On Thursday, December 31, 2015, the US Treasury Department’s Office of Foreign Assets Control (“OFAC”) issued the Cyber-Related Sanctions Regulations, 31 C.F.R. Part 578 (“Regulations”), which implement Executive Order 13694 of April 1, 2015 (“Blocking the Property of Certain Persons Engaging in Significant Malicious Cyber-Enabled Activities” or the “Cyber EO”). Our prior blog post on the Cyber EO is available here.

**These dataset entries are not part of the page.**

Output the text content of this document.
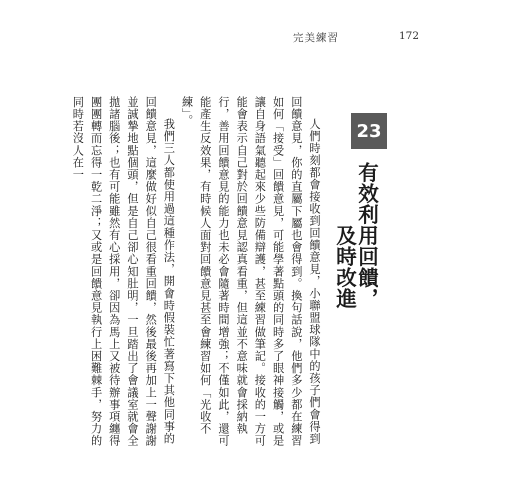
完美練習	172
23
有效利用回饋，
及時改進

人們時刻都會接收到回饋意見，小聯盟球隊中的孩子們會得到回饋意見，你的直屬下屬也會得到。換句話說，他們多少都在練習如何「接受」回饋意見，可能學著點頭的同時多了眼神接觸，或是讓自身語氣聽起來少些防備辯護，甚至練習做筆記。接收的一方可能會表示自己對於回饋意見認真看重，但這並不意味就會採納執行，善用回饋意見的能力也未必會隨著時間增強；不僅如此，還可能產生反效果，有時候人面對回饋意見甚至會練習如何「光收不練」。

我們三人都使用過這種作法，開會時假裝忙著寫下其他同事的回饋意見，這麼做好似自己很看重回饋，然後最後再加上一聲謝謝並誠摯地點個頭，但是自己卻心知肚明，一旦踏出了會議室就會全拋諸腦後；也有可能雖然有心採用，卻因為馬上又被待辦事項纏得團團轉而忘得一乾二淨；又或是回饋意見執行上困難棘手，努力的同時若沒人在一
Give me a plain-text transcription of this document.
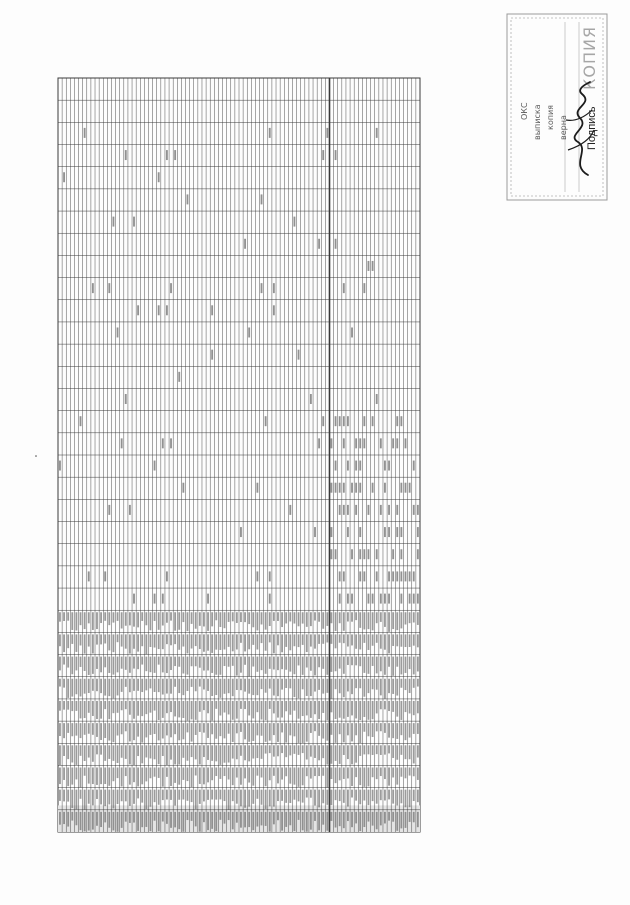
ОКС выписка копия верна
КОПИЯ
Подпись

The Regulations implement the restrictions on transactions involving parties designated as Specially Designated Nationals (“SDNs”) under the Cyber EO. Parties may be designated as SDNs under the Cyber EO for, among other things, engaging in “significant malicious cyber-enabled activities.” Although no parties have been designated under the Cyber EO to date, publication of the Regulations signals that the U.S. Government continues to pursue measures for combating “significant cyber threats,” as announced by the President in a statement accompanying release of the Cyber EO in April.
The Regulations were published in an abbreviated form and, for now, include only the standard provisions that are incorporated in most OFAC blocking program regulations. These include a small number of general licenses that are commonly found in OFAC sanctions regulations, such as general licenses for legal services and certain payments and transfer of credit related to blocked accounts. The Regulations also re-state OFAC’s interpretation that any entities in which any SDNs hold a 50% or greater interest are treated as SDNs for purposes of the Regulations.
OFAC has noted that it intends to provide a more comprehensive set of Regulations at a later date, which may include guidance regarding “cyber-enabled” activities and potential general licenses/statements of licensing policy. OFAC provided some initial guidance on the activities targeted by the Cyber EO in FAQ’s issued in April 2015 on the same day as the Cyber EO.